The second barrier to engagement is that classes are simply too big. Part of the reason why Oxford and Cambridge graduates dominate the upper echelons of most professions is the unacceptable abundance of nepotism, but another is that the small-group teaching practised in these institutions prompts the student to think or write in a way not all universities can compete with. This is not because other universities are lacking devoted and talented professors who are eager to engage with their students, but because their workforces are too overburdened. Without offering staff at all universities the pay and conditions necessary to do their job properly, and without universities receiving adequate funds to expand by government, every discipline will become even more exclusive to those attending institutions which already favour those with greater privilege. 

Finally, the university experience feels increasingly oriented towards the completion of exams and exams only. This is not always the best indication of talent. For example, at school I thrived at science because I was good at categorising and memorising the phraseology of Edexcel mark schemes, rather than having an innate flair for the subject. And yet university has not fundamentally changed this approach. While I am eternally grateful for the feedback I receive on my politics work, it is largely on essay structure, an essential facet of communication for sure, but something I can only apply to my next University of Glasgow assignment, not my understanding of the subject at hand. It was therefore unsurprising to find one of my professors increasingly irate at the end of last year, as their Q&A on a law module was dominated by qualms over referencing. The professor didn’t care so much about referencing, they cared that we got the law right, but the cohort were nonetheless acclimatised to wanting to maximise their score out of 22, and they felt that a minor deviation from due process would inhibit this more than the misunderstanding of academic content. Is that a failure of secondary education to prepare young people for a transition to a more rounded approach to learning? Or is the end point of this transition a fallacy, as universities today represent a mere continuation of teaching to the test?

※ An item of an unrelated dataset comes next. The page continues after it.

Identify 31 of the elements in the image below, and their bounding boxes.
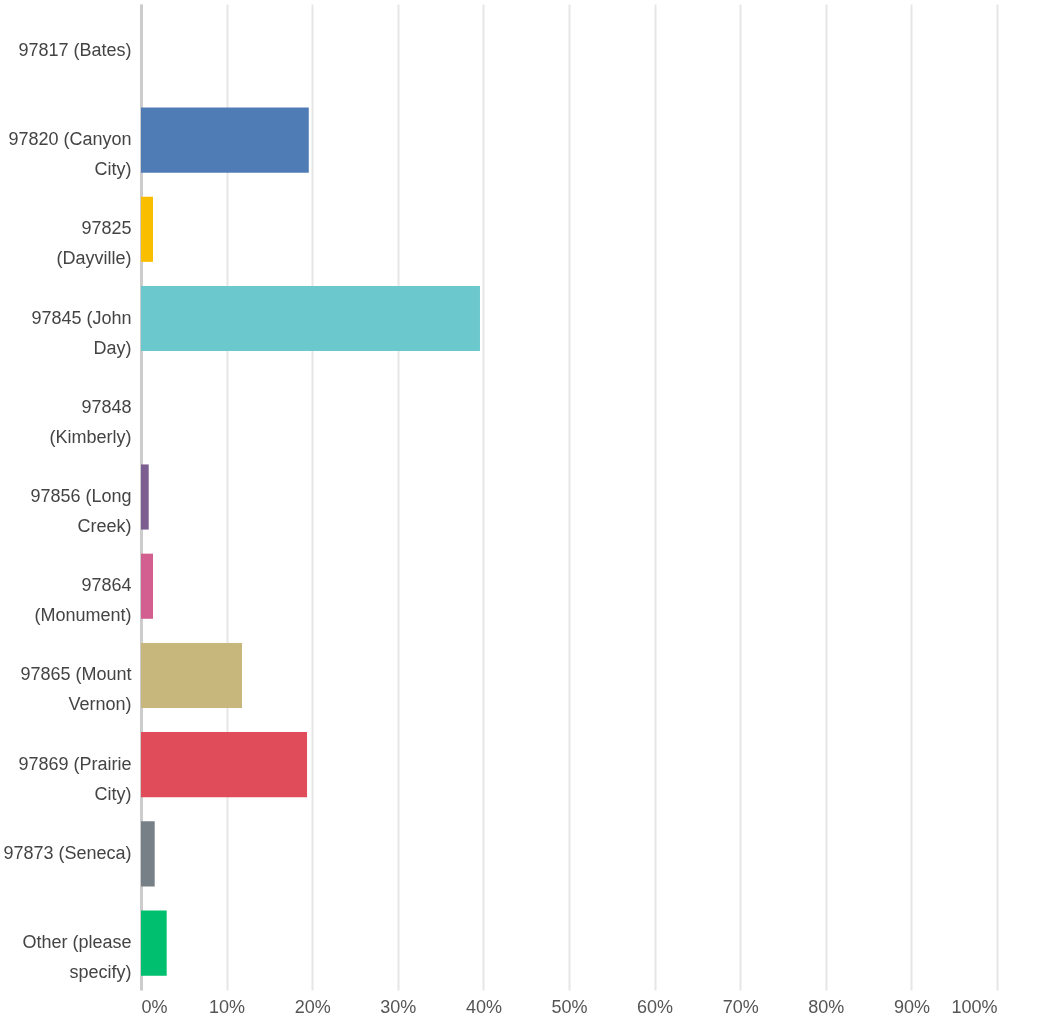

It would feel wrong to end this piece on a purely nihilistic note, because the incoming batch of freshers’ still have some amazing tutors and an enriching education to look forward to. While there is no clear indication that either Westminster or Holyrood are keen to initiate higher education reform, what makes the student experience of the Scottish university system somewhat less affected by marketisation and homogenisation is the degree structure; most courses allow you to change your core subject in the first two years. Discovering a discipline which leaves you genuinely engaged is less about ‘doing all the reading’ than finding what interests you outside university and applying it to an academic context. Your first and second year of living unshackled from the grip of irritating family members or small-town gossip will do leaps and bounds for you socially, but will also give you the space and time to listen to podcasts or read fiction about things you love, not for the sake of achieving a grade point average at the end of it, but for the sake of enjoyment alone. 

Learning for learning’s sake increasingly seems like a forgotten dream, but even as universities struggle to facilitate such an ethos when they are made to operate as a corporate enterprise, you can still become a better thinker in the classroom, even if this is best done by thinking more outside it.